The property bust forces agents to abandon their hopes of closing a deal.
It must be the stormy real estate weather that there were only 503,284 real estate agents in California by the end of last year. It was a 5.5 percent dip from November 2009, the lowest monthly total since May 2006 according to the state’s Department of Real Estate.
But should the state worry? In my opinion, it should be celebrating nonetheless. First of all, the steady increase in the number of agents since the property boom in 2005 has resulted in a dense labor force that now faces a very languid business environment. In fact, the California real estate agent pool (and so with other states too) turned into a survival-of-the-fittest industry already. Naturally, it should shed any excess labor that it has no use of.

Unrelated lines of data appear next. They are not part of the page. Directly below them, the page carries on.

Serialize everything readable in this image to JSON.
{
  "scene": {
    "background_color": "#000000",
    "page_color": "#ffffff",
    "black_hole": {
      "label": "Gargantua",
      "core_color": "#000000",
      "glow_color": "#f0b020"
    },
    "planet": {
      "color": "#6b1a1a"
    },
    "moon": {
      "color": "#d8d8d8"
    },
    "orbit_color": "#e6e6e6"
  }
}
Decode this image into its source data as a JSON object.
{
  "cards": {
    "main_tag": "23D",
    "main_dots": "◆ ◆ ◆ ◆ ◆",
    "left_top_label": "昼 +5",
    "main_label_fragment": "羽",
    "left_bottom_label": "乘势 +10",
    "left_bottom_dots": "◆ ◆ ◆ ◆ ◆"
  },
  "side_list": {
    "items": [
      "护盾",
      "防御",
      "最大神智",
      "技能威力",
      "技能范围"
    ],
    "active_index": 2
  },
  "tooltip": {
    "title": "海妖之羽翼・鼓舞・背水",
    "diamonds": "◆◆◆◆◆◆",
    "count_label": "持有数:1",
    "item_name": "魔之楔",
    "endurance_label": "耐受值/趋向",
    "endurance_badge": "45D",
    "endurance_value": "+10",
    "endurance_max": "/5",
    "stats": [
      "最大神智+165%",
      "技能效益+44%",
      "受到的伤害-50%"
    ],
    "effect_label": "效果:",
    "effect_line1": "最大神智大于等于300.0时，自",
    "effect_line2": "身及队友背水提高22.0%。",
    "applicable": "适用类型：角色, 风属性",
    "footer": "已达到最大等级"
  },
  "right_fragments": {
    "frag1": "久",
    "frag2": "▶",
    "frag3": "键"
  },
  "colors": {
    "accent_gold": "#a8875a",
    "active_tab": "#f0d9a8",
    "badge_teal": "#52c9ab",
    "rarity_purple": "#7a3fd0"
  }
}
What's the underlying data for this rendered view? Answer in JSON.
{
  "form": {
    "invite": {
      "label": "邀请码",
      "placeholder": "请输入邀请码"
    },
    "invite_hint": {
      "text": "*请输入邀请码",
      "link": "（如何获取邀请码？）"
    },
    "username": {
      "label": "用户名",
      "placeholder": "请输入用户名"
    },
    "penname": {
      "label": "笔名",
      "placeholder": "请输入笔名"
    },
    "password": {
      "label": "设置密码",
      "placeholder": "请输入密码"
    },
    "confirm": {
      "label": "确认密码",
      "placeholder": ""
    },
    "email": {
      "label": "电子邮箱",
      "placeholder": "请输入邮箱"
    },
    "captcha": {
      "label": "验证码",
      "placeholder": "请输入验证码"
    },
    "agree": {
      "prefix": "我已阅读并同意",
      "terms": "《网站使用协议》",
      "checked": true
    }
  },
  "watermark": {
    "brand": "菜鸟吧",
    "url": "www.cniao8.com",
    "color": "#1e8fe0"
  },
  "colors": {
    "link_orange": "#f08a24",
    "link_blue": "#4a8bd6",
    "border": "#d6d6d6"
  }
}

Second, many homeowners have decided to join the bandwagon during the property bubble. They thought of marketing their property by themselves to avoid paying the high commissions awarded to licensed agents (not FSBO). Once they got to dispose their homes, they thought their training was enough to keep them floating above the ground but the market got the best out of them two years ago. We strongly assume that these types of agents have left in droves.
Third, the statistics perhaps inflates the real number of active agents. Most of their licenses aren’t expired yet but they are already in other industries, still working in sales or in an 8-to-5 job. So by next year, we should be expecting a much drastic figure.
Fourth, many homeowners are considering the savings that they can get should they resort to FSBO. And who can blame them for settling in such strategy when it would take the same amount of time to find a buyer when you hire an agent these days?